Dear H.L.: Albertsons, a large nonpublic grocery chain, recently announced that it plans to acquire the Rite Aid (RAD-$1.69) stores that haven’t been sold to Walgreens, and the deal really “sphinx.” The announcement ended a 30-month fight by Walgreens Boots Alliance (WBA-$64), which originally attempted to purchase all of RAD’s stores for $17 billion in October 2015. The starry-eyed, Harvard-educated antitrust boys in Washington nixed that deal. In June 2017, WBA tried again to acquire all of RAD’s stores — this time for $9.3 billion. Still, the government’s antitrust kids put the kibosh on the deal. Then WBA offered to buy half of RAD’s locations for $5.6 billion, but the antitrust geeks in Washington hosed the deal again. WBA finally purchased 1,932 Rite Aid locations in September 2017 for $4.4 billion. And WBA’s management plans to close 635 stores that aren’t worth a box of used paper clips.

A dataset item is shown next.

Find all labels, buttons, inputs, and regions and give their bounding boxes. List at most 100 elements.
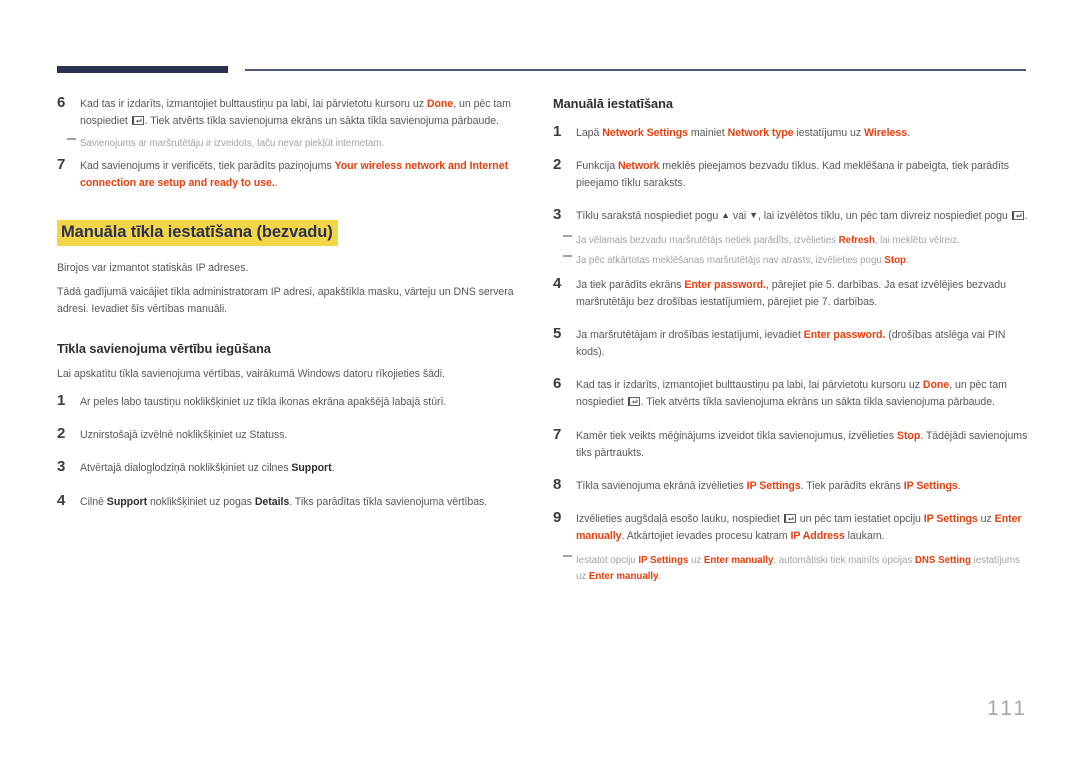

Today there are 2,670 RAD locations remaining, and if shareholders were to reject the Albertsons deal, this streamlined business would probably allow RAD to return to the black in fiscal 2018. The top line for RAD stores is expected to trend lower because of the lower store base, but management is considering using the proceeds from the sale to WBA to pay off debt and lower interest costs. RAD stores could be on the road to profitability, and Value Line has a $5 price projection. Earnings are expected to be 3 cents a share this year. Some observers and shareholders feel there would be hope on the horizon if RAD ignored Albertsons and remained public with 2,670 stores.

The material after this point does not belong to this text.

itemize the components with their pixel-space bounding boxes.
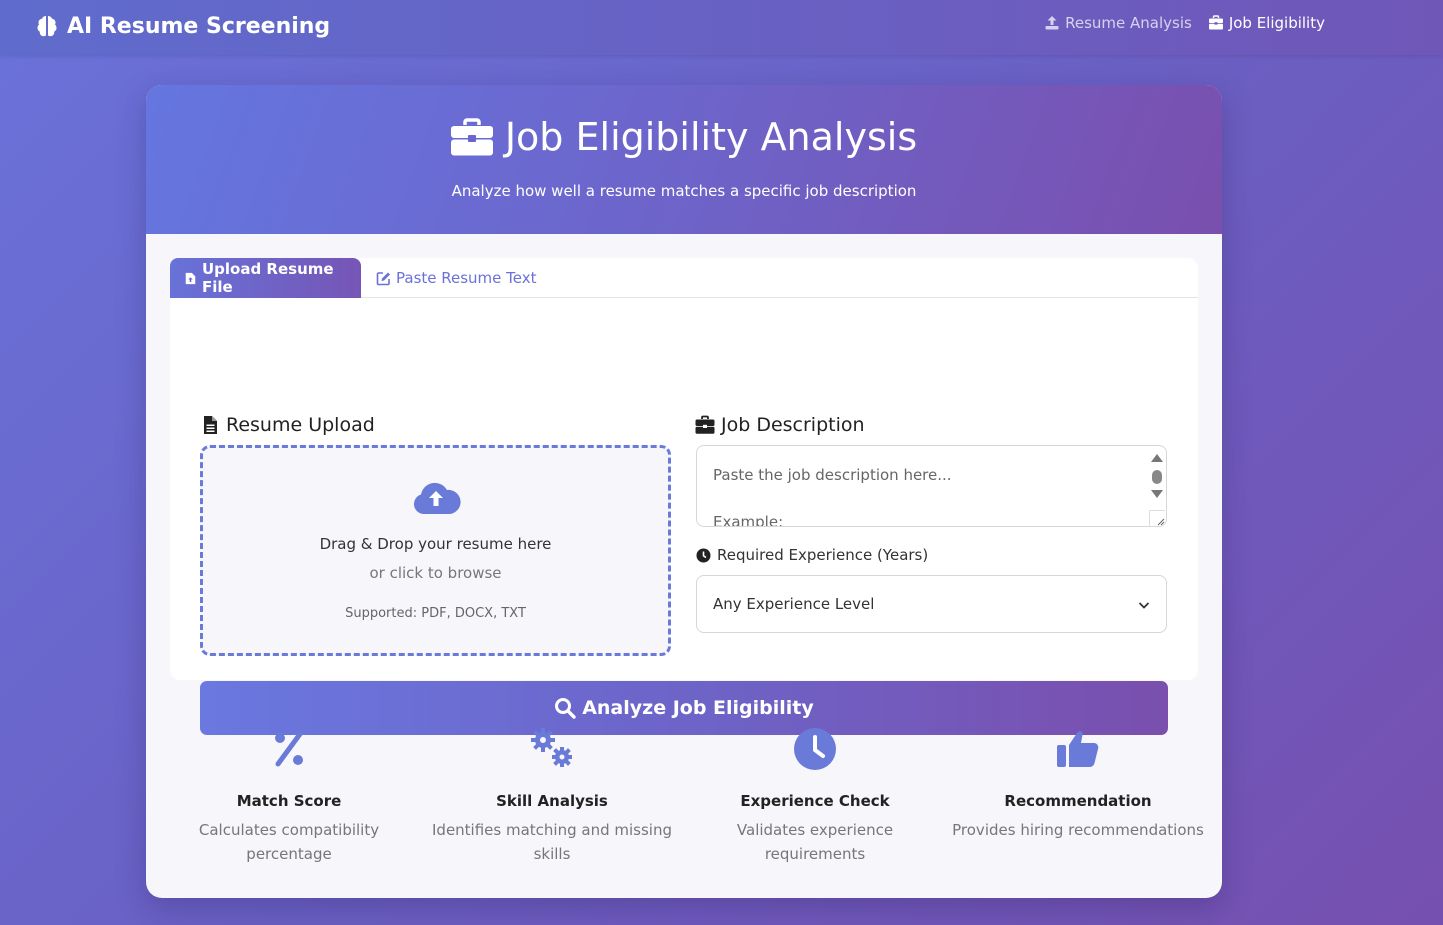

However, RAD’s chairman and his executive committee don’t see it that way, and Albertsons plans to pay $2.6 billion, or just under $1 million per store, to acquire the remaining stores. WBA paid $2.3 million per location. Something’s rotten in Denmark. But considering the previous brouhahas plus the ifs, ands and buts over the past few years, RAD’s stockholders have to be suffering from shareholder’s fatigue. In April 2017, RAD was trading at $6 a share, and shareholders were in a blue funk. Now, after nearly 30 months of tumult, some shareholders don’t give a hoot that the Albertsons offer is really stinky.

Not convinced

For every 10 shares of RAD, the RAD shareholder would get one share of Albertsons, which would go public after the deal, plus $1.83 in cash. ABS would begin trading at $23 if the deal were to be completed. So every 10 shares of RAD would be worth $24.83, meaning each share would be worth about $2.48. But I’m not convinced that Albertsons is worth $23 a share. Even though the acquisition would bring in $390 million in synergies, even though the acquisition would include RAD’s EnvisionRx pharmacy benefit manager, even though that PBM would include 285,000 Albertsons employees, even though 2,670 new locations could leverage lower drug costs and even though traffic at RAD stores could improve Albertsons’ grocery revenues, I think Albertsons’ stock would trade between $14 and $17 a share. Grocery revenues are in the doghouse and declining. Last year, Kroger — the largest U.S. food retailer, with $110 billion in revenues — watched revenues fall by 20 percent, and the revenues of regional supermarkets had even steeper declines. Meanwhile, Albertsons’ net profit margins (estimated at 0.9 percent) are very concerning in an industry in which the average net profit margins are 1.5 percent.

Albertsons would have to trade at $60 for you to receive the $6,000 you paid for 1,000 shares of RAD. I think you’d have a better chance of breaking even if shareholders rejected the Albertsons deal and new management took over the remaining 2,670 Rite Aid locations.